Additionally, just intuitively speaking, it seems like a linear regression would underfit in this situation. But the answer seems to be overfit.
Eg. If i have a dataset of only 3 points (clearly not enough), and i fit a linear regression on it, wouldn't you get a line that underfits? (see poorly drawn picture below that represents the linear "model" I'd imagine getting).
The only case where I could see a linear regression overfitting on these 3 points is if they happened to land perfectly in a linear line?
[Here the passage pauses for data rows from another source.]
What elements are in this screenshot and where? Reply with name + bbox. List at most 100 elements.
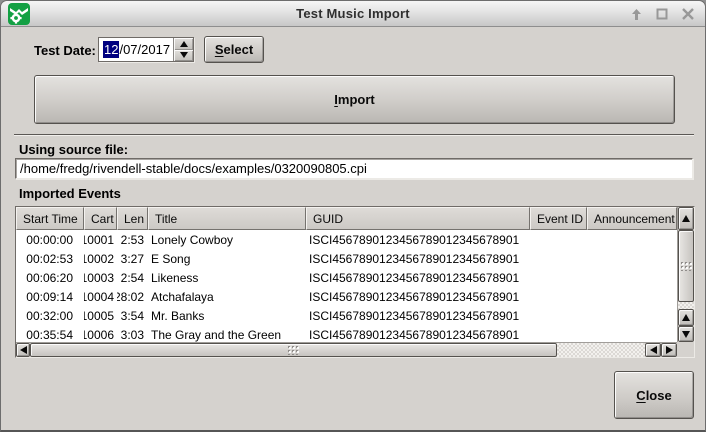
- table-row[interactable]: 00:02:53 10002 3:27 E Song ISCI456789012…: [16, 249, 677, 268]
- test-date-label: Test Date:: [34, 43, 96, 58]
- import-button[interactable]: Import: [34, 75, 675, 124]
- table-row[interactable]: 00:06:20 10003 2:54 Likeness ISCI4567890…: [16, 268, 677, 287]
- cell-cart: 10005: [84, 306, 117, 325]
- column-header-guid[interactable]: GUID: [306, 207, 530, 230]
- scroll-down-button[interactable]: [678, 326, 694, 342]
- cell-cart: 10001: [84, 230, 117, 249]
- cell-len: 3:03: [117, 325, 148, 342]
- listview-body: 00:00:00 10001 2:53 Lonely Cowboy ISCI45…: [16, 230, 677, 342]
- close-button[interactable]: Close: [614, 371, 694, 419]
- scroll-right-button[interactable]: [661, 343, 677, 357]
- cell-announcement: [587, 268, 677, 287]
- scroll-left-button-right[interactable]: [645, 343, 661, 357]
- cell-start-time: 00:00:00: [16, 230, 84, 249]
- cell-title: The Gray and the Green: [148, 325, 306, 342]
- close-button-label: lose: [646, 388, 672, 403]
- source-file-label: Using source file:: [19, 142, 128, 157]
- import-button-label: mport: [338, 92, 375, 107]
- window-title: Test Music Import: [1, 6, 705, 21]
- select-button-label: elect: [224, 42, 254, 57]
- cell-title: Likeness: [148, 268, 306, 287]
- rivendell-app-icon: [8, 3, 30, 25]
- cell-start-time: 00:02:53: [16, 249, 84, 268]
- select-button[interactable]: Select: [204, 36, 264, 63]
- cell-start-time: 00:32:00: [16, 306, 84, 325]
- scroll-up-button-bottom[interactable]: [678, 309, 694, 326]
- shade-window-icon[interactable]: [629, 7, 643, 21]
- cell-len: 3:54: [117, 306, 148, 325]
- cell-title: Mr. Banks: [148, 306, 306, 325]
- cell-announcement: [587, 249, 677, 268]
- date-rest-segment: /07/2017: [119, 42, 170, 57]
- column-header-start-time[interactable]: Start Time: [16, 207, 84, 230]
- horizontal-scrollbar-thumb[interactable]: [30, 343, 557, 357]
- cell-len: 2:53: [117, 230, 148, 249]
- maximize-window-icon[interactable]: [655, 7, 669, 21]
- cell-event-id: [530, 230, 587, 249]
- horizontal-scrollbar: [16, 342, 677, 357]
- horizontal-scrollbar-track[interactable]: [557, 343, 645, 357]
- cell-cart: 10006: [84, 325, 117, 342]
- scroll-left-icon: [20, 346, 27, 354]
- cell-announcement: [587, 325, 677, 342]
- scroll-left-button[interactable]: [16, 343, 30, 357]
- cell-len: 2:54: [117, 268, 148, 287]
- spin-down-icon: [180, 52, 188, 58]
- cell-start-time: 00:35:54: [16, 325, 84, 342]
- cell-start-time: 00:09:14: [16, 287, 84, 306]
- thumb-grip: [680, 261, 693, 271]
- select-button-mnemonic: S: [215, 42, 224, 57]
- dialog-window: Test Music Import Test Date: 12/07/2017 …: [0, 0, 706, 432]
- test-date-spinbox[interactable]: 12/07/2017: [98, 37, 194, 62]
- cell-event-id: [530, 249, 587, 268]
- date-selected-segment: 12: [103, 41, 119, 58]
- column-header-title[interactable]: Title: [148, 207, 306, 230]
- scroll-down-icon: [682, 331, 690, 338]
- imported-events-label: Imported Events: [19, 186, 121, 201]
- imported-events-listview: Start Time Cart Len Title GUID Event ID …: [15, 206, 695, 358]
- cell-event-id: [530, 287, 587, 306]
- cell-title: E Song: [148, 249, 306, 268]
- table-row[interactable]: 00:09:14 10004 28:02 Atchafalaya ISCI456…: [16, 287, 677, 306]
- cell-event-id: [530, 306, 587, 325]
- cell-guid: ISCI4567890123456789012345678901: [306, 249, 530, 268]
- cell-announcement: [587, 230, 677, 249]
- cell-guid: ISCI4567890123456789012345678901: [306, 268, 530, 287]
- source-file-field[interactable]: /home/fredg/rivendell-stable/docs/exampl…: [15, 158, 693, 179]
- column-header-cart[interactable]: Cart: [84, 207, 117, 230]
- horizontal-separator: [14, 134, 694, 136]
- scroll-up-icon: [682, 314, 690, 321]
- cell-cart: 10004: [84, 287, 117, 306]
- vertical-scrollbar-thumb[interactable]: [678, 230, 694, 302]
- cell-event-id: [530, 268, 587, 287]
- scroll-left-icon: [650, 346, 657, 354]
- cell-cart: 10003: [84, 268, 117, 287]
- cell-title: Atchafalaya: [148, 287, 306, 306]
- test-date-value[interactable]: 12/07/2017: [99, 38, 173, 61]
- column-header-announcement[interactable]: Announcement: [587, 207, 677, 230]
- cell-event-id: [530, 325, 587, 342]
- titlebar[interactable]: Test Music Import: [1, 1, 705, 27]
- cell-cart: 10002: [84, 249, 117, 268]
- vertical-scrollbar: [677, 207, 694, 342]
- scroll-right-icon: [666, 346, 673, 354]
- table-row[interactable]: 00:00:00 10001 2:53 Lonely Cowboy ISCI45…: [16, 230, 677, 249]
- thumb-grip: [287, 345, 300, 355]
- scroll-up-icon: [682, 215, 690, 222]
- spin-up-icon: [180, 41, 188, 47]
- close-window-icon[interactable]: [681, 7, 695, 21]
- listview-header: Start Time Cart Len Title GUID Event ID …: [16, 207, 677, 230]
- cell-len: 3:27: [117, 249, 148, 268]
- cell-guid: ISCI4567890123456789012345678901: [306, 230, 530, 249]
- date-spin-down-button[interactable]: [174, 50, 193, 62]
- scroll-up-button[interactable]: [678, 207, 694, 230]
- date-spin-up-button[interactable]: [174, 38, 193, 50]
- table-row[interactable]: 00:32:00 10005 3:54 Mr. Banks ISCI456789…: [16, 306, 677, 325]
- table-row[interactable]: 00:35:54 10006 3:03 The Gray and the Gre…: [16, 325, 677, 342]
- column-header-len[interactable]: Len: [117, 207, 148, 230]
- scrollbar-corner: [677, 342, 694, 357]
- close-button-mnemonic: C: [636, 388, 645, 403]
- vertical-scrollbar-track[interactable]: [678, 302, 694, 309]
- cell-guid: ISCI4567890123456789012345678901: [306, 287, 530, 306]
- column-header-event-id[interactable]: Event ID: [530, 207, 587, 230]
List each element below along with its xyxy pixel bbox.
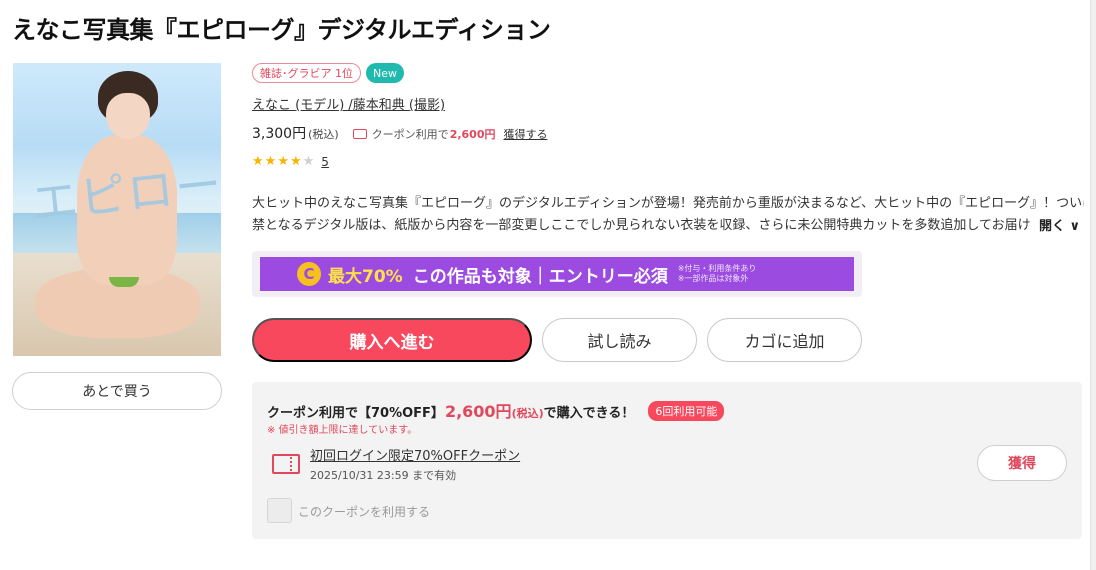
- trial-read-button[interactable]: 試し読み: [542, 318, 697, 362]
- banner-note-line: ※一部作品は対象外: [677, 274, 749, 283]
- coupon-heading-price: 2,600円: [444, 402, 512, 421]
- banner-note: ※付与・利用条件あり ※一部作品は対象外: [678, 264, 757, 284]
- add-to-cart-button[interactable]: カゴに追加: [707, 318, 862, 362]
- star-icon: ★: [264, 154, 277, 169]
- campaign-banner-inner: C 最大70% この作品も対象｜エントリー必須 ※付与・利用条件あり ※一部作品…: [260, 257, 854, 291]
- get-coupon-button[interactable]: 獲得: [977, 445, 1067, 481]
- coupon-name-link[interactable]: 初回ログイン限定70%OFFクーポン: [310, 445, 520, 464]
- rating-stars: ★ ★ ★ ★ ★: [252, 155, 314, 169]
- price: 3,300円: [252, 126, 307, 142]
- author-link[interactable]: えなこ (モデル) /藤本和典 (撮影): [252, 94, 445, 113]
- coupon-heading-tax: (税込): [511, 407, 544, 420]
- discount-limit-note: ※ 値引き額上限に達しています。: [267, 425, 418, 436]
- review-count-link[interactable]: 5: [321, 155, 329, 169]
- coupon-panel: クーポン利用で【70%OFF】 2,600円 (税込) で購入できる！ 6回利用…: [252, 382, 1082, 539]
- price-tax: (税込): [308, 128, 339, 141]
- buy-button[interactable]: 購入へ進む: [252, 318, 532, 362]
- rank-badge[interactable]: 雑誌･グラビア 1位: [252, 63, 361, 83]
- star-icon: ★: [302, 154, 315, 169]
- campaign-banner[interactable]: C 最大70% この作品も対象｜エントリー必須 ※付与・利用条件あり ※一部作品…: [252, 251, 862, 297]
- coin-icon: C: [297, 262, 321, 286]
- description-line: 大ヒット中のえなこ写真集『エピローグ』のデジタルエディションが登場！発売前から重…: [252, 196, 1084, 211]
- use-coupon-checkbox[interactable]: [267, 498, 292, 523]
- expand-description-button[interactable]: 開く ∨: [1030, 215, 1086, 237]
- product-description: 大ヒット中のえなこ写真集『エピローグ』のデジタルエディションが登場！発売前から重…: [252, 193, 1084, 237]
- use-coupon-label: このクーポンを利用する: [298, 505, 431, 519]
- buy-later-button[interactable]: あとで買う: [12, 372, 222, 410]
- usage-count-badge: 6回利用可能: [648, 401, 725, 421]
- coupon-heading-prefix: クーポン利用で【70%OFF】: [267, 406, 444, 421]
- star-icon: ★: [252, 154, 264, 169]
- banner-note-line: ※付与・利用条件あり: [677, 264, 757, 273]
- star-icon: ★: [277, 154, 289, 169]
- scrollbar[interactable]: [1090, 0, 1096, 570]
- product-cover-image[interactable]: エピローグ: [13, 63, 221, 356]
- coupon-icon: [352, 129, 367, 139]
- banner-percent: 最大70%: [328, 266, 403, 287]
- star-icon: ★: [289, 154, 302, 169]
- product-tags: 雑誌･グラビア 1位 New: [252, 63, 404, 83]
- coupon-panel-heading: クーポン利用で【70%OFF】 2,600円 (税込) で購入できる！ 6回利用…: [267, 398, 725, 423]
- coupon-get-link[interactable]: 獲得する: [503, 126, 547, 142]
- cover-figure-face: [106, 93, 150, 139]
- coupon-heading-suffix: で購入できる！: [543, 406, 635, 421]
- price-row: 3,300円 (税込) クーポン利用で 2,600円 獲得する: [252, 123, 547, 143]
- banner-text: この作品も対象｜エントリー必須: [412, 266, 668, 287]
- description-line: 禁となるデジタル版は、紙版から内容を一部変更しここでしか見られない衣装を収録、さ…: [252, 218, 1031, 233]
- coupon-price: 2,600円: [449, 128, 496, 141]
- product-title: えなこ写真集『エピローグ』デジタルエディション: [12, 16, 551, 44]
- ticket-icon: [272, 454, 300, 474]
- new-badge: New: [366, 63, 404, 83]
- coupon-expiry: 2025/10/31 23:59 まで有効: [310, 469, 457, 482]
- rating: ★ ★ ★ ★ ★ 5: [252, 155, 329, 170]
- coupon-prefix: クーポン利用で: [371, 128, 449, 141]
 A: I find it totally plausible that your three points were generated by a downward-sloping trend and happened to have an especially high error term on the right-most point.
Maybe that’s not the most likely scenario, but that seems plausible, and if that is the case, your proposed regression line has overfit to an apparent upward trend.
If, instead of three points, you have ten or a thousand points, you get a better picture of the trend and are less likely to identify an upward trend when the true trend is downward.
SIMULATION
Let’s see how often an increasing relationship results in a negative regression slope for sample sizes of $3$, $10$, and $1000$.
set.seed(2023)
N1 <- 3
N2 <- 10
N3 <- 1000
R <- 1000
slopes1 <- slopes2 <- slopes3 <- rep(NA, R)
for (i in 1:R){
    
    x1 <- rnorm(N1)
    y1 <- x1 + rnorm(N1)
    L1 <- lm(y1 ~ x1)
    slopes1[i] <- summary(L1)$coef[2, 1]

    x2 <- rnorm(N2)
    y2 <- x2 + rnorm(N2)
    L2 <- lm(y2 ~ x2)
    slopes2[i] <- summary(L2)$coef[2, 1]

    x3 <- rnorm(N3)
    y3 <- x3 + rnorm(N3)
    L3 <- lm(y3 ~ x3)
    slopes3[i] <- summary(L3)$coef[2, 1]

}

ecdf(slopes1)(0) # 16% of slopes are negative for N = 3
ecdf(slopes2)(0) # 0.7% of slopes are negative for N = 10
ecdf(slopes3)(0) # No negative slopes for N = 1000

Analytically, it is the case that the standard errors of the regression coefficients shrink as the sample size increases, so the coefficient estimate variance decreases.